Alex cites an Interfaith Service Trip he took during spring break 2016 as the catalyst for his desire to serve. He, eight other students, and two faculty advisors spent the week volunteering in downtown Pittsburgh with Repair the World, a Jewish nonprofit. While Alex loved helping in neighborhood development and tutoring at Pittsburgh elementary schools, he felt unfulfilled after the trip. He says that being in the community for only a week felt insulting to its residents given how much work still needed to be done. “This was the first time it occurred to me that the only way to make any sort of worthwhile, lasting improvement is to work with people and empower them to take agency over their lives,” he says.

This idea carries into Alex’s Peace Corps work, and every project he undertakes starts with an idea from Yanuca’s residents. His father, Tim, says he encouraged Alex to listen to what people ask for and to recognize the community’s independence.

Alex says his transition to Fijian life wasn’t difficult. Peace Corps volunteers do two and a half months of required training at their assigned location, and Alex spent his attending local events like “Kava Circles,” community gatherings where locals sit around and drink kava, a mild alcohol made from the roots of a pepper plant. “Before long, everybody knew me, and I picked up much of the local language,” Alex says.

His new neighbors were eager to learn all about him. After he mentioned that he was in wrestling club at OWU, his new friends began challenging him to matches. News spread to a nearby village, and Alex found himself being challenged by someone who outweighed him by 30 pounds. Alex won and says they’re friends now. To stay active, every day except Friday and Saturday, Alex plays rugby with the young men in the village.

Yanuca doesn’t have running water or roads. Alex showers in unheated collected rainwater, fishing out the occasional dead gecko. Electricity is spotty, depending on the cooperation of solar panels. He has no refrigeration and hangs his food from the rafters of his house to keep the rats away. He subsists on pumpkin, rice, oatmeal, chickpeas, and vegetables, along with fruits that grow on his island: papaya, pineapple, wild grapes, coconuts, and breadfruit. Serious medical assistance is more than an hour away. He clears fallen timber to help abate mosquitoes. Zika is a concern. Alex told his father that all the kids have scars on their legs from picking at mosquito bites. “It is an eye-opening experience for him,” Tim says.

Even with a little culture shock here and there, he tries to focus on the work. “I approach my Peace Corps assignment as a job,” he says. “When in doubt, do a little social research or just make it up as you go along. Don’t be afraid to be wrong.”
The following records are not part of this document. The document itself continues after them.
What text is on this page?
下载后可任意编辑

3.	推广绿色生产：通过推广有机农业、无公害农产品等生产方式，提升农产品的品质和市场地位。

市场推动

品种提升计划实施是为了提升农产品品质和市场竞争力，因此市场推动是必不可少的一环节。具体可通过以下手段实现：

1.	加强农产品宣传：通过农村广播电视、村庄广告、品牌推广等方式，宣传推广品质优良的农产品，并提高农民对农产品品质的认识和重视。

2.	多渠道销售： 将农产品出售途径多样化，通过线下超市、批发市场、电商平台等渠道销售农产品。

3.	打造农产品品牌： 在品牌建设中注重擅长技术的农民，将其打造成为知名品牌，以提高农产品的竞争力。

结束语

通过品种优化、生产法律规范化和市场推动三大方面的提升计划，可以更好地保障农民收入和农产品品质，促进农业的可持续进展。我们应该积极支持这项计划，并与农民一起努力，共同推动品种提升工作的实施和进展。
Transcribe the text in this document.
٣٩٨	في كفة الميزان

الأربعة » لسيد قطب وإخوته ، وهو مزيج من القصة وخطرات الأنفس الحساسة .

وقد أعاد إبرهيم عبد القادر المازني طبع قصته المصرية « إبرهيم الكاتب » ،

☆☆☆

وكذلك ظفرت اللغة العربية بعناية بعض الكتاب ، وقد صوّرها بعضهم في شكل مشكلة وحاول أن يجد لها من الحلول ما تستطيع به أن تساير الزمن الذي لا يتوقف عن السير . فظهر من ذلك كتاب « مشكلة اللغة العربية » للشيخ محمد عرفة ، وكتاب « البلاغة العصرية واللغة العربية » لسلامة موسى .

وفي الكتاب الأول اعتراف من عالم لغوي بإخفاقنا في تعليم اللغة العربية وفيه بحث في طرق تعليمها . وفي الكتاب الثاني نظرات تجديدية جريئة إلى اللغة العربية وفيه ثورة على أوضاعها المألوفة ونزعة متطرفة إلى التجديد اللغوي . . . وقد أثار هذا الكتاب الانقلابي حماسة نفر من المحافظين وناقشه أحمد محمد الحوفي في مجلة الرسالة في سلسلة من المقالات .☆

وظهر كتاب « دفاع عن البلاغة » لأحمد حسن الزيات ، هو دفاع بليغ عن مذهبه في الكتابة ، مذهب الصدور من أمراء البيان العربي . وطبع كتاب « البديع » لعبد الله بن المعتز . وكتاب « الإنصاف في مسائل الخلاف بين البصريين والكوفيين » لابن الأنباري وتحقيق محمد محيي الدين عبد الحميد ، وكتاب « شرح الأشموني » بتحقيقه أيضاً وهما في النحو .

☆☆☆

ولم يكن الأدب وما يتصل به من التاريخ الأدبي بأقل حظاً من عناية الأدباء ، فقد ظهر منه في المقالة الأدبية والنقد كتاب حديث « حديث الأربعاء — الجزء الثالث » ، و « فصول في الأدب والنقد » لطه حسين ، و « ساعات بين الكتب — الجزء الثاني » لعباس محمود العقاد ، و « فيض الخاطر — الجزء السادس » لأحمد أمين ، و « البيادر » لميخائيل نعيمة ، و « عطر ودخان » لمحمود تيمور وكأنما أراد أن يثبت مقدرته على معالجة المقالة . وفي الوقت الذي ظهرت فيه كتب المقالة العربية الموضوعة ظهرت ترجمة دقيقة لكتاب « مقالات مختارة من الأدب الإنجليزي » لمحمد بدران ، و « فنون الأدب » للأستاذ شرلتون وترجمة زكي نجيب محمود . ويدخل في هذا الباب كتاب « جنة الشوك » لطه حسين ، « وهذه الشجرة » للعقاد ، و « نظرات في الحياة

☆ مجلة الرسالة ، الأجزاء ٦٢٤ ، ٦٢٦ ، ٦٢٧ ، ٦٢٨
In addition to his book drive, Alex is also serving as project manager for a playground for the elementary school and a cyclone evacuation shelter for the island. Both of these projects are possible through grants Alex applied for, inspired by community suggestions. Materials and builders have been secured for both. His Peace Corps assignment continues until December 2019, although he has the option to remain for another year.

“I’m really proud of what he’s done,” Tim says. “A lot of Peace Corps volunteers are on the main island in office jobs, but he’s on his own. He has to take initiative.”